Pynchon and fascism

jbor jbor at bigpond.com
Fri May 30 03:13:20 CDT 2003


>> I'd add that the distinction between "analysis" and "interpretation" which
>> you're offering doesn't sit at all well with the all-text-is-narrativised
>> proposition.

on 30/5/03 9:51 AM, Terrance wrote:

> Why not?

Because both "analysis" and "interpretation" are textual responses (as well
as being responses to texts), and so both are "narrative" or "narrativised",
in the way that Paul N. has set forth this idea.

Pynchon's Foreword analyses _1984_ and provides (an) interpretation/s of it
(amongst other things). Orwell's novel itself analyses (reads) aspects of
history and his society, and an interpretation of these things is implicit
in what he wrote (represented) in the novel. In approaching text as text in
this way, the divide between fiction and non-fiction does blur, and the
artifice in, and artificiality of, that distinction is revealed.

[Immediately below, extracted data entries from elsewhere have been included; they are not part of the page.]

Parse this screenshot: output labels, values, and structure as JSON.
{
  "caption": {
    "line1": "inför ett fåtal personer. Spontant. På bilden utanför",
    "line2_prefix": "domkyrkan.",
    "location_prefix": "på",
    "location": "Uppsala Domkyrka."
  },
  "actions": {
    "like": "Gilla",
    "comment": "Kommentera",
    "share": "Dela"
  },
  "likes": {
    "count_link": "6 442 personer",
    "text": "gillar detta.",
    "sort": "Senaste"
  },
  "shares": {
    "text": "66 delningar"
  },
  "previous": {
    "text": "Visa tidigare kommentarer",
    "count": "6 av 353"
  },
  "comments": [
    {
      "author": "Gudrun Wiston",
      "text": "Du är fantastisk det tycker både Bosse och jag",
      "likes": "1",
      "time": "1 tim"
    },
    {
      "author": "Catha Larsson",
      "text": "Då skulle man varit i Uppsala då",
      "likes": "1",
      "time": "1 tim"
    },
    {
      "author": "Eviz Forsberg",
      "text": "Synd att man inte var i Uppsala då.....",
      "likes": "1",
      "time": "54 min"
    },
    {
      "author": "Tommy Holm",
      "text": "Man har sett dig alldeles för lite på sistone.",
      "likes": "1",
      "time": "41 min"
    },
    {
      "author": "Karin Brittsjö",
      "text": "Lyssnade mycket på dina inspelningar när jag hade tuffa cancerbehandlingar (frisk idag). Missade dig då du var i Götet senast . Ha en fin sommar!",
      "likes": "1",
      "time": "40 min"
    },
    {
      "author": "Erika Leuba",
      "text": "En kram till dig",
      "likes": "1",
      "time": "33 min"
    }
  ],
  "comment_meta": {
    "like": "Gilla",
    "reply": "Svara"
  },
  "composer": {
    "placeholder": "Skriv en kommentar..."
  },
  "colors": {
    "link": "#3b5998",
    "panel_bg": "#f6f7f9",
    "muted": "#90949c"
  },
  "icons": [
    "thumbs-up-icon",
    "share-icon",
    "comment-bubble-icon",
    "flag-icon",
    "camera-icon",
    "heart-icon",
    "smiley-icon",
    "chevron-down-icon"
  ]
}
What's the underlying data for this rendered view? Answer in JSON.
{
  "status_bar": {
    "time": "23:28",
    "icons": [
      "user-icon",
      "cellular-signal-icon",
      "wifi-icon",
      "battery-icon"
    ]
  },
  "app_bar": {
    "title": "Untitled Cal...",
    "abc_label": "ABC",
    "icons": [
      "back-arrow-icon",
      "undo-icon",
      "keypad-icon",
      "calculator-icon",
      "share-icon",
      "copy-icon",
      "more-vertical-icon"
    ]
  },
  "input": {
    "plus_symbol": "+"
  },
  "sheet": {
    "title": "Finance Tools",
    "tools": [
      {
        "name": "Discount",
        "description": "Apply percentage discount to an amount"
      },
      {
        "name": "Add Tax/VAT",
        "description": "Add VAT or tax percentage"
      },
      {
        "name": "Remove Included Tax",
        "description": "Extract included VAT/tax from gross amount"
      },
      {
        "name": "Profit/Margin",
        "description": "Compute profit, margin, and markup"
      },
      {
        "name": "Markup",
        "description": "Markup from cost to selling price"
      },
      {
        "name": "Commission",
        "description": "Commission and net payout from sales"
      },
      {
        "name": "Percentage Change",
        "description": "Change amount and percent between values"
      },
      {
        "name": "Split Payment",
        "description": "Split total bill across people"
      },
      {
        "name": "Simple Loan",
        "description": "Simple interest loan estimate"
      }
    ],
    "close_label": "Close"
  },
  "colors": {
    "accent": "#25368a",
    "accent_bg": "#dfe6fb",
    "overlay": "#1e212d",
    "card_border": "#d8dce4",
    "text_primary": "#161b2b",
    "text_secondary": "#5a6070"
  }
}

I agree 100% with Paul's comments about the impossibility of "pre-textual
representation". I guess my only demur is that "analysis" isn't immune; it
isn't pre-textual, or purely descriptive or "objective" either. But, like
s~Z, I'm finding a lot which is thought-provoking, and which resonates with
my reading of Pynchon's work, and of text in general, in Paul's posts.